The Paycheck Protection Program Was about More Than Paychecks

The west side of the Capitol Building in Washington, D.C., August 5, 2021 (Brent Buterbaugh/National Review)

A recent New York Times article is critical of the Paycheck Protection Program, one of the key components of the government’s response to the onset of the Covid-19 pandemic and associated lockdowns. The article assumes — perhaps due in part to the name Congress gave the program — that PPP was intended exclusively to support paychecks.

But of course PPP’s goals were broader than that. Economist Glenn Hubbard and I discuss the wide range of goals for the program in a recent paper published in the Brookings Papers on Economic Activity:

The [PPP] program had important short-run goals, to be sure. These include supporting employment and replacing worker wages, maintaining worker-firm attachments, boosting consumer spending, and ensuring small business continuity during the shutdown. But the program had important medium-run goals, as well, including preventing a wave of bankruptcies once the economy partially reopened; increasing productivity by preserving firm-specific human capital, worker-firm matches, and networks; and helping the economy recover faster by keeping workers off the unemployment rolls.

We continue:

PPP is a novel program, and many standard intuitions about fiscal policy do not apply to it. It was not a stimulus program in the sense that its purpose was not to stimulate the economy; that is, it is not a program calling for a measure of the multiplier. Instead, its purpose was to preserve the productive capacity of the small business sector and to shorten the transition to a new, post-pandemic equilibrium by supporting labor demand over the medium term, allowing for a more rapid economic recovery. It was not a jobs program in the sense that its goal was not exclusively to preserve employment. Instead, its goals were to maintain worker-firm attachments, particularly during the shutdown, and to ensure small business continuity. It intentionally did not attempt to exclude inframarginal recipients because the unique circumstances under which it was enacted made this impractical. In the early days of the shutdown, how could the government have known which firms were inframarginal? And given the numerous goals of the program, it’s not clear how marginal would be defined in this context.

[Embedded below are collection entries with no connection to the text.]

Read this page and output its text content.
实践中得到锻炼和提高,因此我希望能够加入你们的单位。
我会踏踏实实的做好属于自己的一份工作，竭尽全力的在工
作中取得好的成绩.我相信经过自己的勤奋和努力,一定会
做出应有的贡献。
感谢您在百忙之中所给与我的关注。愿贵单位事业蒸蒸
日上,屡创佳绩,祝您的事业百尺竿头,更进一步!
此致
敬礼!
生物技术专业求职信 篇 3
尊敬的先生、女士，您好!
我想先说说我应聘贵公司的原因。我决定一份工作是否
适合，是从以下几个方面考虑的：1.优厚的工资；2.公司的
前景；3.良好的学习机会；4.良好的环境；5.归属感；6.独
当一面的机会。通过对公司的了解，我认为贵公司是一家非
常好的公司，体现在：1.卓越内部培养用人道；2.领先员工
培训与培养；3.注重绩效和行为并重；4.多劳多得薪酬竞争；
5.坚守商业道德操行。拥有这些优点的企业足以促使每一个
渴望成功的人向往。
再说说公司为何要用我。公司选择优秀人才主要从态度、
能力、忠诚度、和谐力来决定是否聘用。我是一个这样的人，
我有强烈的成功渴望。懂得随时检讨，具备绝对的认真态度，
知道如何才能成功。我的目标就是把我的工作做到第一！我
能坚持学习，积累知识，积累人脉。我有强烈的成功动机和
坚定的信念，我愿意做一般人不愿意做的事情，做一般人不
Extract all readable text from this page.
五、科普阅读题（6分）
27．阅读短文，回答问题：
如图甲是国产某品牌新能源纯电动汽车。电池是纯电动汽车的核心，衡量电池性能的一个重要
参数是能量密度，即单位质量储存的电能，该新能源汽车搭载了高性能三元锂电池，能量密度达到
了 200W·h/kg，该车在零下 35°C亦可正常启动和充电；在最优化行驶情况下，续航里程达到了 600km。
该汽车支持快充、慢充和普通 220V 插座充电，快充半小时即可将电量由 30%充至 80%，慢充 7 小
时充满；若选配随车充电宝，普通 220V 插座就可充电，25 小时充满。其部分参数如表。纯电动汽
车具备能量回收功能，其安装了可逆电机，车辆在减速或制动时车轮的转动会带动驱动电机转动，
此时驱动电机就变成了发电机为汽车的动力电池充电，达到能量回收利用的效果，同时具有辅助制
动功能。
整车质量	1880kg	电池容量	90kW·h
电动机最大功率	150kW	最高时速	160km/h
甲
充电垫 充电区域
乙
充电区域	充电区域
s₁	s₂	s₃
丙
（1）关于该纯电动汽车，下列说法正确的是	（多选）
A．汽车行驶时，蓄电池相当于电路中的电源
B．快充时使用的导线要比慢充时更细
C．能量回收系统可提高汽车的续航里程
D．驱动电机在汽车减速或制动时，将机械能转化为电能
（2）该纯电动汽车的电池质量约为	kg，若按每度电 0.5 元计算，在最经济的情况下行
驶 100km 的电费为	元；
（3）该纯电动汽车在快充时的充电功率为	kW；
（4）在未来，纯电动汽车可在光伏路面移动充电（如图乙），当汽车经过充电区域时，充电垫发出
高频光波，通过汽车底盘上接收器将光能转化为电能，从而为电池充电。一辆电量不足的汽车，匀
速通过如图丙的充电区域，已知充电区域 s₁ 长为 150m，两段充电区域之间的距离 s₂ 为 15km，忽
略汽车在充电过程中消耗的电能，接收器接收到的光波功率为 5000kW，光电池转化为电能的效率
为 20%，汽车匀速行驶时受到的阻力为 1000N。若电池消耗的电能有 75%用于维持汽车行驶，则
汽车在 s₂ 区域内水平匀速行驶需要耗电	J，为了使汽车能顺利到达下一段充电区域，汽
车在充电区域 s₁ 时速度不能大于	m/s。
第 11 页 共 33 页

These design features suggest that a standard, intuitive, cost-per-job-saved measure is not appropriate for assessing PPP.

We do not find cost per job supported to be a sufficient statistic to assess PPP’s success. PPP is not exclusively a jobs program, and any evaluation of its effectiveness per dollar of program expense — even a short-run estimate — must include the benefit of preserving small businesses and employment relationships holistically, including social benefits in excess of private benefits and the benefits from hastening the economic recovery by supporting labor demand over the medium term.

Is the New York Times right that a share of PPP funding went to businesses instead of workers? Yes. But supporting business continuity during an unprecedented period in which governments put binding restrictions on business activity was a major goal of PPP.

And because those businesses survived, they were subsequently able to hire workers.